新しい時代の“学校”とは

最新技術を用いた教授法へと変わっていくなかで、教育への期待値は、知識を詰め込み、単純作業に熟練し、指示に従う、といった産業革命以降の画一的なものから、機械にはできない、問題を発見し、複雑な問題を分解し、解法を設計し、対立を調整する「学びの機会」の提供へとシフトしている。

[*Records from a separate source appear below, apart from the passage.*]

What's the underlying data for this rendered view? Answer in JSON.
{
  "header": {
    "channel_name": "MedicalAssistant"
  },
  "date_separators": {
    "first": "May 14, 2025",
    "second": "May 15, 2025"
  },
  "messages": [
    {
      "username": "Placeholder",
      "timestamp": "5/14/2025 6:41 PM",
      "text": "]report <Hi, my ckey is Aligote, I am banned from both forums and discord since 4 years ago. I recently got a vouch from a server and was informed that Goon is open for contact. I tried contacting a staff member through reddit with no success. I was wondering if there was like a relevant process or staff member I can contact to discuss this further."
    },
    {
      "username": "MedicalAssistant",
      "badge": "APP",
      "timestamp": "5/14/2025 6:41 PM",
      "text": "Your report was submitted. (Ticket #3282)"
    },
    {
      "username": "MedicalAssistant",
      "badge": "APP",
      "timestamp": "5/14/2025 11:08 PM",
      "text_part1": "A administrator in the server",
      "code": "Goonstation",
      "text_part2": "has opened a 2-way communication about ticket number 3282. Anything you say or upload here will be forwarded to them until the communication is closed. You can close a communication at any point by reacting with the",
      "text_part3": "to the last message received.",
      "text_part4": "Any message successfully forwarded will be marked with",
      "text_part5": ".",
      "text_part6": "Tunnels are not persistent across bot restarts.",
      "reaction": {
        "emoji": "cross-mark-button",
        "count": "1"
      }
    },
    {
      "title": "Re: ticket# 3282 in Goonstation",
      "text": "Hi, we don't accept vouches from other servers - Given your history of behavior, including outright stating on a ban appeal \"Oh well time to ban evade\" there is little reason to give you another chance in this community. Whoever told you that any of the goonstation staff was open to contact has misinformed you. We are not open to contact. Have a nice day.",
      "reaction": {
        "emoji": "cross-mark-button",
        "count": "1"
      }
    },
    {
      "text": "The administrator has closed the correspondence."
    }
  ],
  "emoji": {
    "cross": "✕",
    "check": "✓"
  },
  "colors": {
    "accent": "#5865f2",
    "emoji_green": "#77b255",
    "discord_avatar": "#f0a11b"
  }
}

ミネルバ大学は、米国の学校制度の枠組みの中で、どれだけ時代に合った教育を提供できるかを実証してみせた。一方、私が同校の認知活動を通じて理解したのは、学校自体が多様化していること、そして保護者や学生は“国の指針”といった全体最適の中で学生の個性や強みが削り取られるような制度改革には期待していないし、自分のやりたいことを追求できる場は学校法に縛られた場所以外に存在することにも気づいているということだ

英国トップ大学のカレッジ制度は、核となる大学に縛られているが、その仕組みを「学習・生活環境を提供する場」と解釈すれば、今回紹介したManaiやインフィニティ国際学院のような、自分のやりたいことをとことん追求する新しい学校がより認知され、普及するだろう。また、青翔開智の、「図書館の中に学校をつくる」という発想は、「知をつくり、先人の知恵に触れ、知を再生産する」という、学校が何のために存在するのか、という根本に立ち返っている。

これからの時代の「学校」は、テストで入学を許可される場所ではなく、知的な問いを育むコミュニティへと進化する。今回ご紹介した6つの学校が示すように、その流れはどんなに既存の制度で制約をかけようとしても不可能だ。